Le client doit être précis dans ses demandes
Outre "le maintien d'une température dirigée depuis les magasins jusqu'au port de destination, voire jusque chez le client", le conteneur reefer "limite aussi les risques d'excursion de température, sauf oubli de branchement ou défaillance technique", remarque Ghislaine Vidal. "Nous constatons des pics plus nombreux en aérien, sachant toutefois que quand nous avons recours à ce mode, nous n'utilisons pas de conteneurs spécifiques", ce qui réduit effectivement la pertinence de la comparaison.
Autre avantage mis en avant par le responsable de la maintenance et de la réparation de la flotte de conteneurs reefer chez CMA CGM : la diminution des ruptures de charges. "Le conteneur reefer est "un outil multimodal par excellence", souligne Benjamin Bricout, en insistant sur le rôle déterminant du chargeur pour garantir la qualité de l'acheminement. "Température, taux d'humidité, réglage de la ventilation, requêtes spécifiques : c'est au client de nous fournir ces informations essentielles, sachant que nous avons bien sûr des équipes technico-commerciales pour l'accompagner", alerte Benjamin Bricout.
Ghislaine Vidal admet volontiers les aspects contraignants du transport par voie maritime. "Il faut qualifier les équipements selon les standards pharmaceutiques, anticiper les réservations car les conteneurs reefers, a fortiori dédiés au pharma, restent une denrée rare. Enfin, tous les conteneurs doivent être contrôlés avant chargement et nous devons pouvoir obtenir sur demande le certificat de 'pre-trip inspection'", précise la représentante de Merck.
Des contraintes fortes pour les prestataires
Ces contraintes rejaillissent logiquement sur les prestataires de la chaîne logistique. Il faut évidemment une infrastructure portuaire adaptée au départ à l'arrivée pour le branchement des conteneurs. Pas toujours évident, notamment dans des zones où les délais de dédouanement s'avèrent particulièrement longs... L'idée d'une certification similaire au CEIV Pharma de l'aérien retient l'attention des professionnels.
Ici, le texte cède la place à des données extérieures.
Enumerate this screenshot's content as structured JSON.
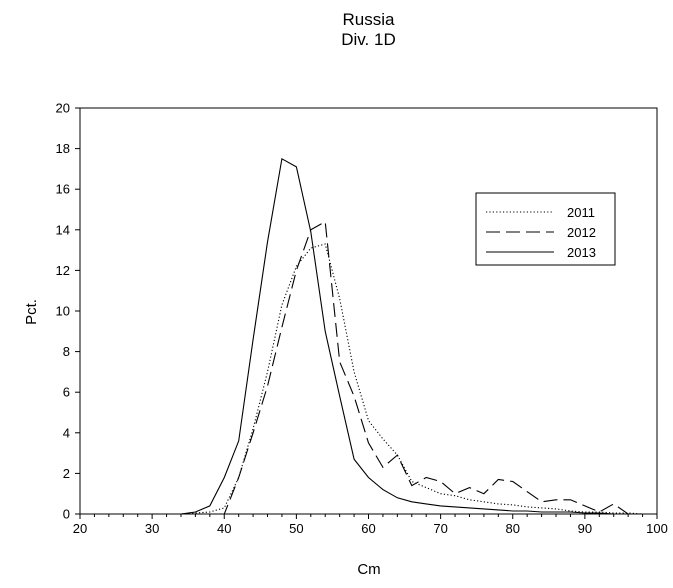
{
  "chart_data": {
    "type": "line",
    "title": [
      "Russia",
      "Div. 1D"
    ],
    "xlabel": "Cm",
    "ylabel": "Pct.",
    "xlim": [
      20,
      100
    ],
    "ylim": [
      0,
      20
    ],
    "xticks": [
      20,
      30,
      40,
      50,
      60,
      70,
      80,
      90,
      100
    ],
    "yticks": [
      0,
      2,
      4,
      6,
      8,
      10,
      12,
      14,
      16,
      18,
      20
    ],
    "grid": false,
    "legend_position": "top-right",
    "series": [
      {
        "name": "2011",
        "style": "dotted",
        "x": [
          20,
          22,
          24,
          26,
          28,
          30,
          32,
          34,
          36,
          38,
          40,
          42,
          44,
          46,
          48,
          50,
          52,
          54,
          56,
          58,
          60,
          62,
          64,
          66,
          68,
          70,
          72,
          74,
          76,
          78,
          80,
          82,
          84,
          86,
          88,
          90,
          92,
          94,
          96,
          98,
          100
        ],
        "y": [
          0,
          0,
          0,
          0,
          0,
          0,
          0,
          0,
          0.05,
          0.1,
          0.3,
          1.8,
          4.2,
          7.0,
          10.3,
          12.2,
          13.1,
          13.3,
          10.6,
          7.0,
          4.6,
          3.7,
          2.9,
          1.6,
          1.3,
          1.0,
          0.9,
          0.7,
          0.6,
          0.5,
          0.45,
          0.35,
          0.3,
          0.25,
          0.15,
          0.1,
          0.1,
          0.05,
          0.05,
          0,
          0
        ]
      },
      {
        "name": "2012",
        "style": "dashed",
        "x": [
          20,
          22,
          24,
          26,
          28,
          30,
          32,
          34,
          36,
          38,
          40,
          42,
          44,
          46,
          48,
          50,
          52,
          54,
          56,
          58,
          60,
          62,
          64,
          66,
          68,
          70,
          72,
          74,
          76,
          78,
          80,
          82,
          84,
          86,
          88,
          90,
          92,
          94,
          96,
          98,
          100
        ],
        "y": [
          0,
          0,
          0,
          0,
          0,
          0,
          0,
          0,
          0,
          0,
          0,
          1.8,
          4.0,
          6.3,
          9.2,
          12.0,
          14.0,
          14.4,
          7.5,
          5.8,
          3.5,
          2.3,
          2.9,
          1.4,
          1.8,
          1.6,
          1.0,
          1.3,
          1.0,
          1.7,
          1.6,
          1.1,
          0.6,
          0.7,
          0.7,
          0.4,
          0.1,
          0.5,
          0,
          0,
          0
        ]
      },
      {
        "name": "2013",
        "style": "solid",
        "x": [
          20,
          22,
          24,
          26,
          28,
          30,
          32,
          34,
          36,
          38,
          40,
          42,
          44,
          46,
          48,
          50,
          52,
          54,
          56,
          58,
          60,
          62,
          64,
          66,
          68,
          70,
          72,
          74,
          76,
          78,
          80,
          82,
          84,
          86,
          88,
          90,
          92,
          94,
          96,
          98,
          100
        ],
        "y": [
          0,
          0,
          0,
          0,
          0,
          0,
          0,
          0,
          0.1,
          0.4,
          1.8,
          3.6,
          8.6,
          13.4,
          17.5,
          17.1,
          13.9,
          9.0,
          5.8,
          2.7,
          1.8,
          1.2,
          0.8,
          0.6,
          0.5,
          0.4,
          0.35,
          0.3,
          0.25,
          0.2,
          0.15,
          0.15,
          0.1,
          0.1,
          0.1,
          0.05,
          0.05,
          0,
          0,
          0,
          0
        ]
      }
    ]
  }
}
La vigilance s'impose aussi au manutentionnaire. "On doit s'adapter aux spécificités, par exemple lorsqu'un conteneur ne doit pas être débranché plus d'une demi-heure. Dans ce cas, on précise au transporteur routier qui vient livrer le conteneur qu'il peut le déverrouiller mais doit attendre l'arrivée du cavalier avant de le débrancher", témoigne Olivier Trigan, directeur commercial de Terminaux de Normandie. Ensuite, des relevés fréquents permettent de contrôler les températures.
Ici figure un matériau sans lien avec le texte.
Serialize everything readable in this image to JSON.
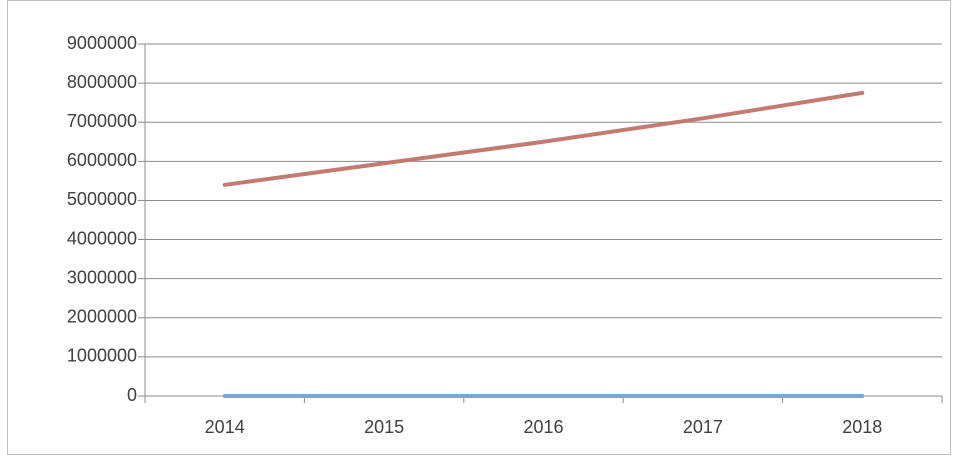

À bord, les choses se compliquent. "Il y a du personnel dédié au contrôle, au minimum deux fois par jour, et à la maintenance. Les navires ont des kits de pièces détachées permettant de réparer les avaries". Toutefois, avec la mise en place des alliances, il peut se révéler plus compliqué d'avoir à disposition la bonne pièce, ou encore de récupérer les informations pour les transmettre au client. Sur ce point, il existe manifestement des pistes d'amélioration.
La montée en puissance du transport de produits pharmaceutiques par voie maritime pourrait inciter les armateurs à investir, même si à leur échelle, ce secteur reste très minoritaire. Chez CMA CGM, par exemple, la pharma ne représente que 4% des réservations. L'agro-alimentaire reste encore et de très loin le principal client du reefer.